La nuova pellicola del regista britannico David Boyle si presenta come i tasselli di un puzzle che devono essere messi insieme e ricomposti per riuscire a vederne l’immagine completa, quella che all’inizio sfugge e che forma una realtà diversa da come ce l’aspettavamo. “In Trance”, film alquanto ambizioso sui giochi della mente e sui ruoli di potere, il regista Premio Oscar con The Millionaire, ha cercato di mescolare con accurata abilità più generi diversi attraversandoli con la sua consueta eleganza e senza cadere in eccessi o clichè. Ad una trama intricata fatta a scatole cinesi, con i suoi colpi di scena, i déjà vu, i continui collegamenti al passato e poi i ritorni bruschi al presente, in cui il limite tra il personaggio “cattivo” e quello “buono” è alquanto labile e non immediatamente identificabile, si affianca un cast costituito da un inedito triangolo: James McAvoy, Rosario Dawson e Vincent Cassel.

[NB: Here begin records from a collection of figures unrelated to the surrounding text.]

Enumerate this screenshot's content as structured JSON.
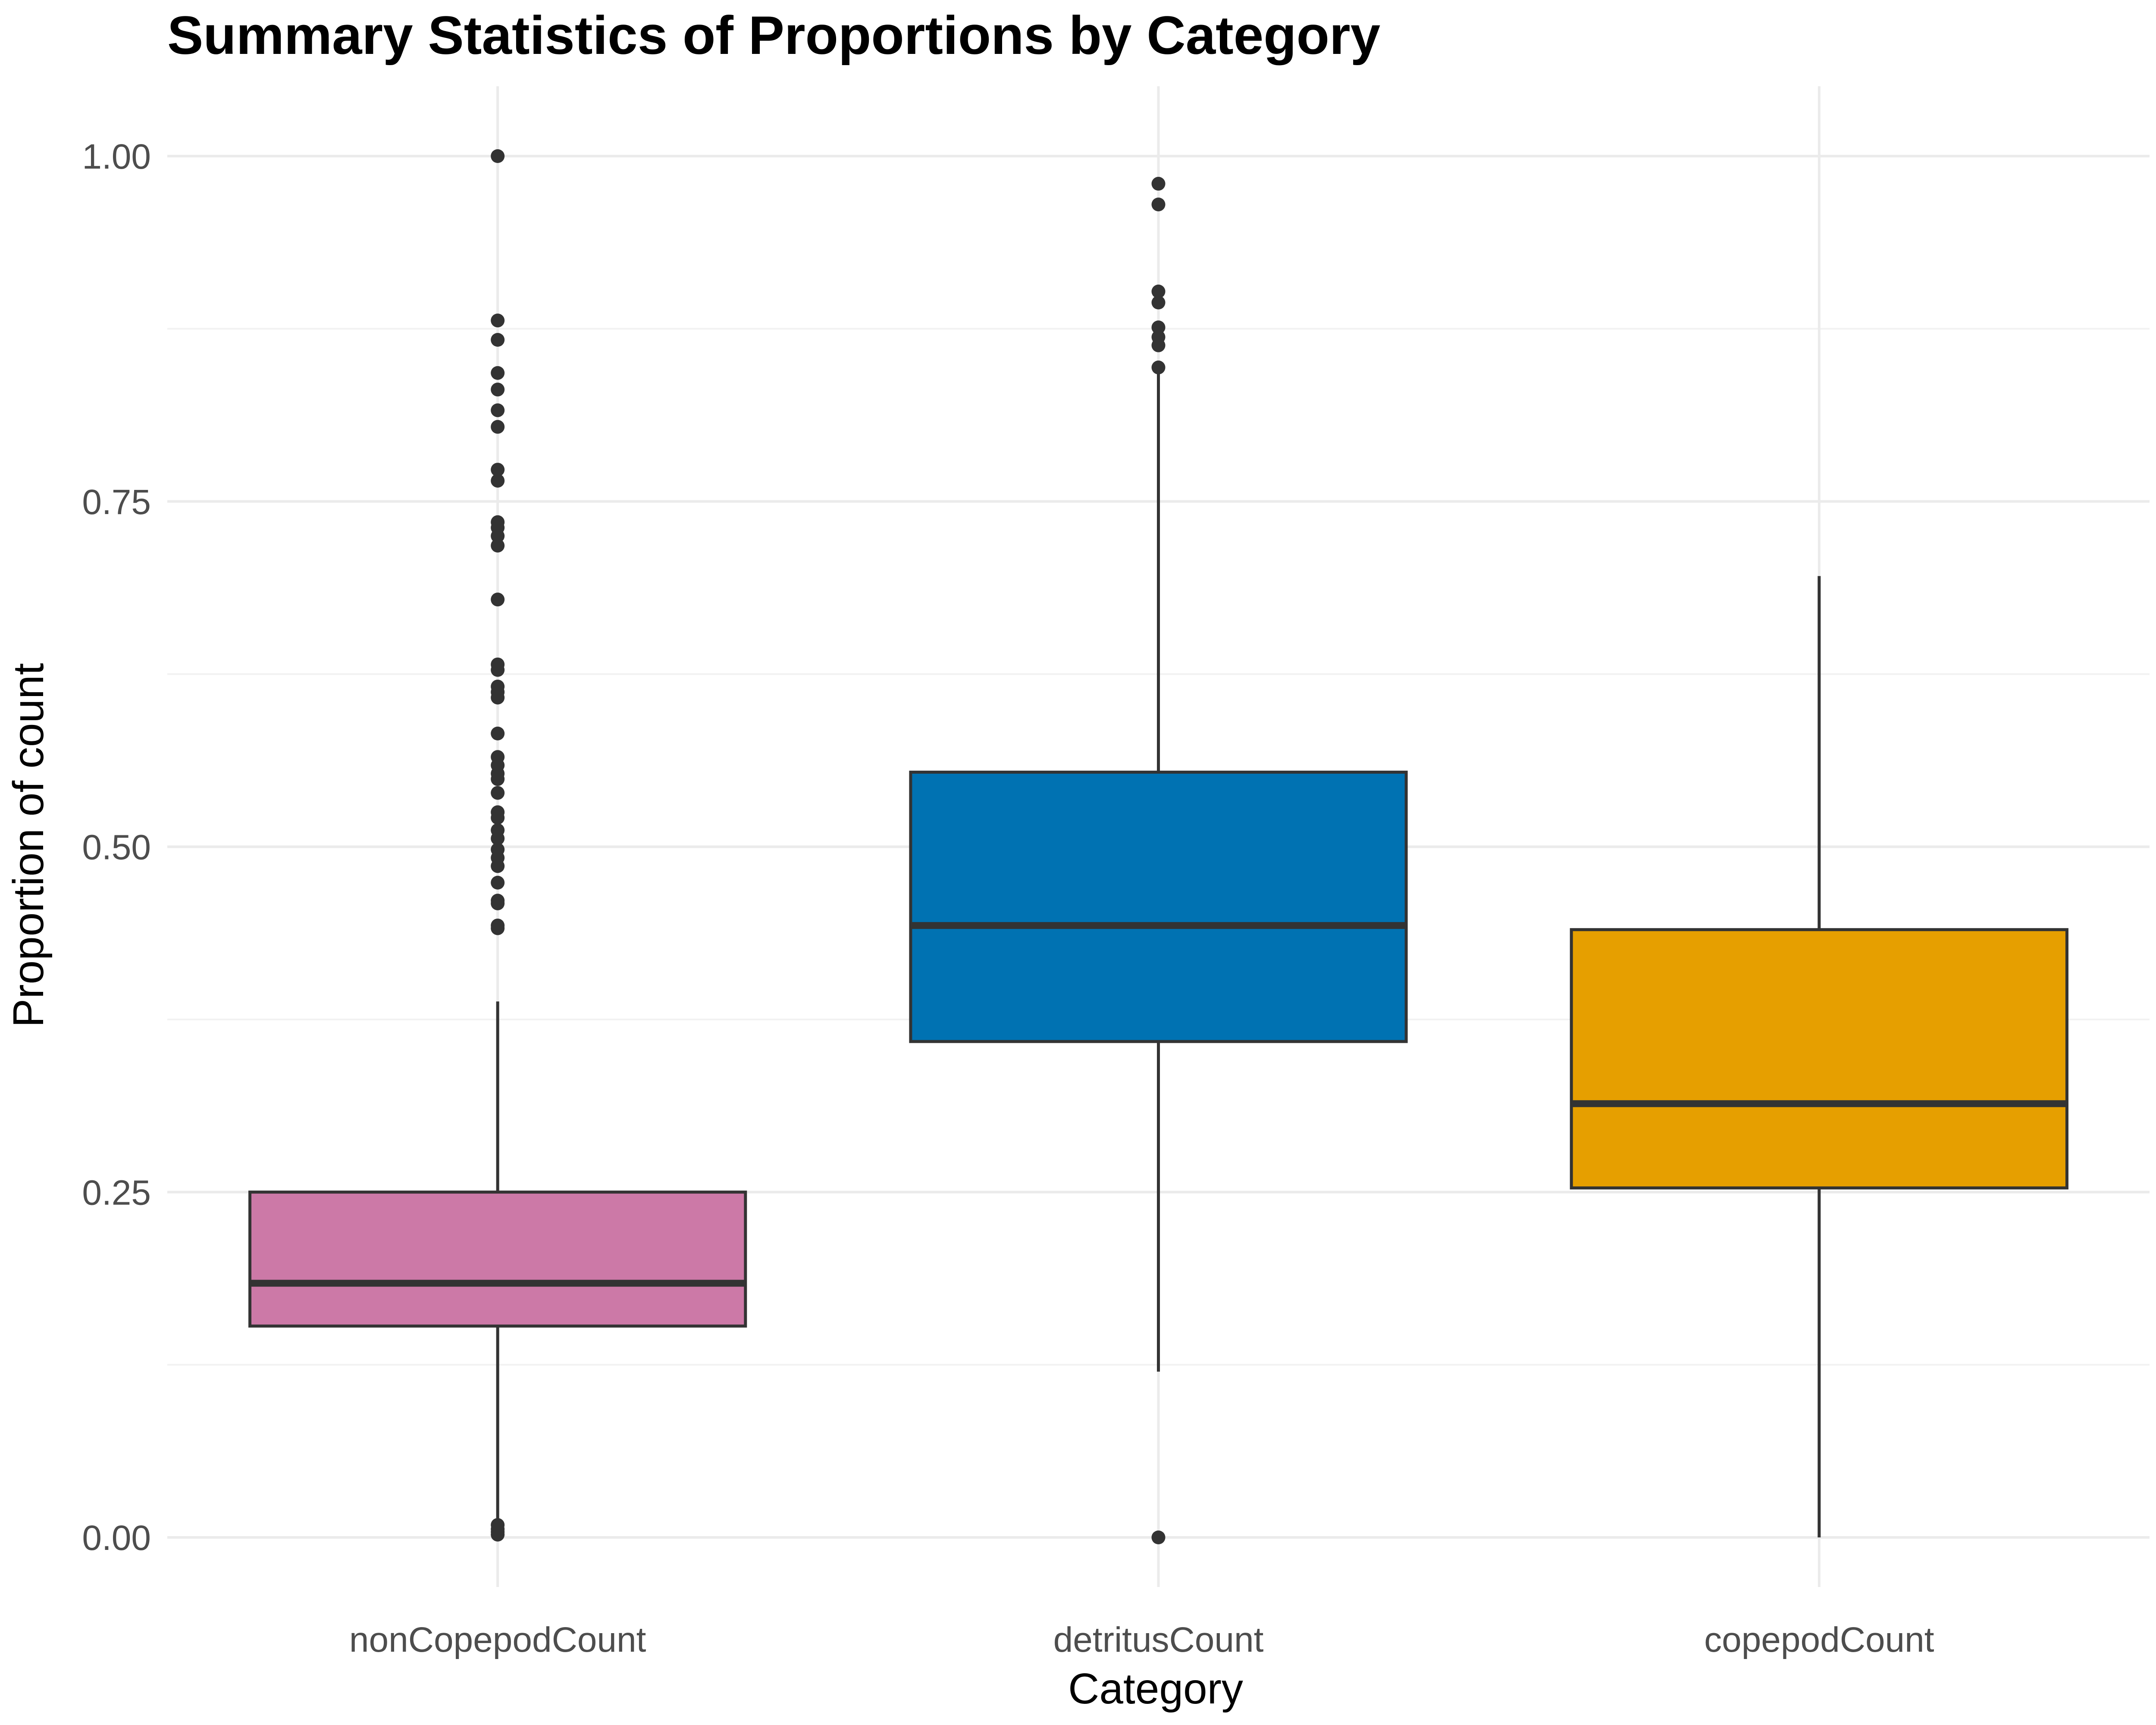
{
  "chart_data": {
    "type": "box",
    "title": "Summary Statistics of Proportions by Category",
    "xlabel": "Category",
    "ylabel": "Proportion of count",
    "ylim": [
      -0.05,
      1.05
    ],
    "yticks": [
      0.0,
      0.25,
      0.5,
      0.75,
      1.0
    ],
    "ytick_labels": [
      "0.00",
      "0.25",
      "0.50",
      "0.75",
      "1.00"
    ],
    "grid": true,
    "legend": "none",
    "categories": [
      "nonCopepodCount",
      "detritusCount",
      "copepodCount"
    ],
    "boxes": [
      {
        "category": "nonCopepodCount",
        "color": "#CC79A7",
        "whisker_low": 0.0,
        "q1": 0.153,
        "median": 0.184,
        "q3": 0.25,
        "whisker_high": 0.388,
        "outliers": [
          1.0,
          0.881,
          0.867,
          0.843,
          0.831,
          0.816,
          0.804,
          0.773,
          0.765,
          0.735,
          0.731,
          0.725,
          0.718,
          0.679,
          0.632,
          0.628,
          0.616,
          0.612,
          0.608,
          0.582,
          0.565,
          0.559,
          0.553,
          0.549,
          0.539,
          0.525,
          0.521,
          0.512,
          0.506,
          0.498,
          0.492,
          0.486,
          0.474,
          0.461,
          0.459,
          0.443,
          0.441,
          0.009,
          0.006,
          0.004,
          0.002
        ]
      },
      {
        "category": "detritusCount",
        "color": "#0072B2",
        "whisker_low": 0.12,
        "q1": 0.359,
        "median": 0.443,
        "q3": 0.554,
        "whisker_high": 0.848,
        "outliers": [
          0.98,
          0.965,
          0.902,
          0.894,
          0.876,
          0.869,
          0.863,
          0.847,
          0.0
        ]
      },
      {
        "category": "copepodCount",
        "color": "#E69F00",
        "whisker_low": 0.0,
        "q1": 0.253,
        "median": 0.314,
        "q3": 0.44,
        "whisker_high": 0.696,
        "outliers": []
      }
    ]
  }
}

La pellicola, che è una sorta di viaggio attraverso i complicati garbugli della mente umana, scava nelle ombre buie del subconscio dei personaggi e lo fa attraverso volute o violente incursioni ipnotiche per ricostruire e appropriarsi di un ricordo andato perduto. La trance, dopotutto, è uno stato psicofisiologico caratterizzato da una serie di fenomeni come insensibilità agli stimoli esterni, attenuazione o perdita di coscienza, che può essere indotto mediante ipnosi. Ma il termine trance può essere inteso anche in senso figurato quale stato di esaltazione provocato da stimoli esterni come la musica o la danza. Ed entrambe le definizioni risultano appropriate per l’ultima fatica cinematografica di Boyle, thriller psicologico dagli aspetti dell’heist-movie che a tratti sfocia nel dramma (nel film non manca di certo una vena malinconica) e nella tensione sessuale che intercorre tra i tre protagonisti.
Boyle ci trasporta così in un vortice caotico che risucchia non solo la mente dei personaggi ma anche la nostra, e quando siamo convinti che una determinata situazione sembra sia giunta al capolinea o abbia ormai preso una certa direzione, ecco che viene inserito l’elemento disturbante, la variabile non direttamente prevedibile che scombussola tutto e cambia le carte in tavola.
Proprio le carte sono l’oggetto collegabile a Simon (James McAvoy), il protagonista, o quello che sembrerebbe esserlo (perché durante il corso del film scopriremo che la vicenda è incentrata sull’unica figura femminile presente), disonesto assistente di una casa d’asta e dipendente dal gioco d’azzardo. Dopo aver sperperato tutti i suoi soldi giocandoli, egli decide di mettere su una banda di criminali per trafugare una tela valutata milioni di dollari. Ma durante il furto viene colpito alla testa e quando si risveglia una forte amnesia non gli permette di ricordare dove ha nascosto la tela. Il capo della banda (Vincent Cassel) decide di affidarsi ad un’ ipnoterapista (Rosario Dawson) per cercare di giungere attraverso l’utilizzo dell’ipnosi alla tela rubata.
L’uso di una colonna sonora incessante e martellante contribuisce a rendere il film a tratti ancora più caotico, quasi a disturbare le immagini e i dialoghi che passano in secondo piano perché siamo distratti dal sonoro. Inoltre l’intento di giocare sui colpi di scena e su realtà sovrapposte su più livelli ricorda vagamente “Inception” di Christopher Nolan. Gli accenni al mondo dell’arte,alla casa d’asta e ad un quadro( le Streghe nell’Aria di Goya)sono quasi un “omaggio” a “La miglore offerta” di Tornatore. Tutto il film è permeato da una femminilità che si impone e domina le scene, dagli ambienti chiusi alle figure femminili, ai nudi dei quadri solamente accennati, fino a Rosario Dawson, vera e indiscussa protagonista che gioca più con la sua sessualità che con il potere dell’ipnosi per soggiogare entrambe le figure maschili. Sulla scia del potere occulto evocato da quadro di Goya si snoda il potere della bella ipnoterapista per tramutarsi da vittima a carnefice e vendicarsi di una male subito anche se il discorso si riduce al potere sessuale della donna sui maschi, che svilisce il senso di rivendicazione e autonomia della protagonista. In trance, dunque, c’è un po’ di tutto: tensione, colpi di scena, sesso e scene splatter. In altre parole 101 minuti di puro intrattenimento.